UBC Theses and Dissertations
Searches for Supersymmetry in events with one-lepton, jets and missing transverse momentum with the ATLAS detector Gignac, Matthew
The Standard Model (SM) of particle physics has provided a remarkable description of experimental results across a wide energy range, but nevertheless is regarded as a low energy effective theory. Supersymmetry (SUSY) is an extension of the Poincare symmetry group that predicts partner particles for each of the SM particles. This dissertation focuses on searches for SUSY particles in proton-proton collisions delivered by the Large Hadron Collider and collected by the ATLAS detector.
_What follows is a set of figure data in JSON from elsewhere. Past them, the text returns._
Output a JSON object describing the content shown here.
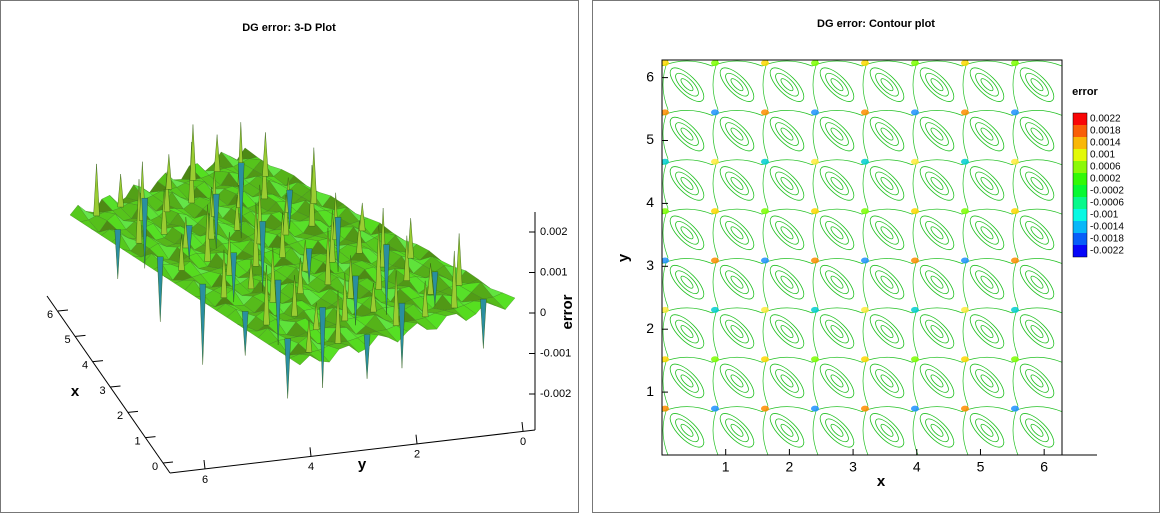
{
  "chart_data": [
    {
      "type": "surface3d",
      "title": "DG error: 3-D Plot",
      "x_label": "x",
      "y_label": "y",
      "z_label": "error",
      "xticks": [
        0,
        1,
        2,
        3,
        4,
        5,
        6
      ],
      "yticks": [
        6,
        4,
        2,
        0
      ],
      "zticks": [
        0.002,
        0.001,
        0,
        -0.001,
        -0.002
      ]
    },
    {
      "type": "contour",
      "title": "DG error: Contour plot",
      "x_label": "x",
      "y_label": "y",
      "xlim": [
        0,
        6.28
      ],
      "ylim": [
        0,
        6.28
      ],
      "xticks": [
        1,
        2,
        3,
        4,
        5,
        6
      ],
      "yticks": [
        1,
        2,
        3,
        4,
        5,
        6
      ],
      "colorbar": {
        "title": "error",
        "ticks": [
          0.0022,
          0.0018,
          0.0014,
          0.001,
          0.0006,
          0.0002,
          -0.0002,
          -0.0006,
          -0.001,
          -0.0014,
          -0.0018,
          -0.0022
        ]
      }
    }
  ]
}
The lightest chargino (C1) and next-to-lightest neutralino (N2) are searched for in proton collisions using 20.3 inverse femtobarns at √s = 8 TeV. Building on the discovery of the 125 GeV Higgs boson in 2012, the targeted decay modes of the chargino and neutralino are N2→hN1 and C1→WN1. A final state of one-lepton, two b-jets from the Higgs boson decay, and missing transverse momentum is explored. No excesses above the SM backgrounds are observed, and the results are statistically combined with analyses targeting other Higgs decay channels. In addition, the direct pair production of squarks or gluinos is searched for using 36.5 inverse femtobarns of data collected at √s = 13 TeV. A final state of one-lepton, 2-6 jets, and missing transverse momentum is explored. Four signal regions are devised to target the wide range of kinematics expected from the decay of the squarks or gluinos. The data is found to be consistent with SM only expectations. The results from both searches are interpreted in a combination of simplified and phenomenological models. The first layer of the Muon Spectrometer end-cap will be replaced with the New Small Wheels (NSW) in 2019 to improve triggering and tracking capabilities in the forward regions of the ATLAS detector. Small-strip Thin Gap Chambers (sTGC) are one of the two detector technologies that will be used in the NSW, and are studied under prolonged radiation in preparation for their installation. A prototype sTGC detector is irradiated with a Strontium-90 source of intensity 10mCi. No degradation of the signal characteristics is observed up to 11.8 C/cm of accumulated charge per cm of wire.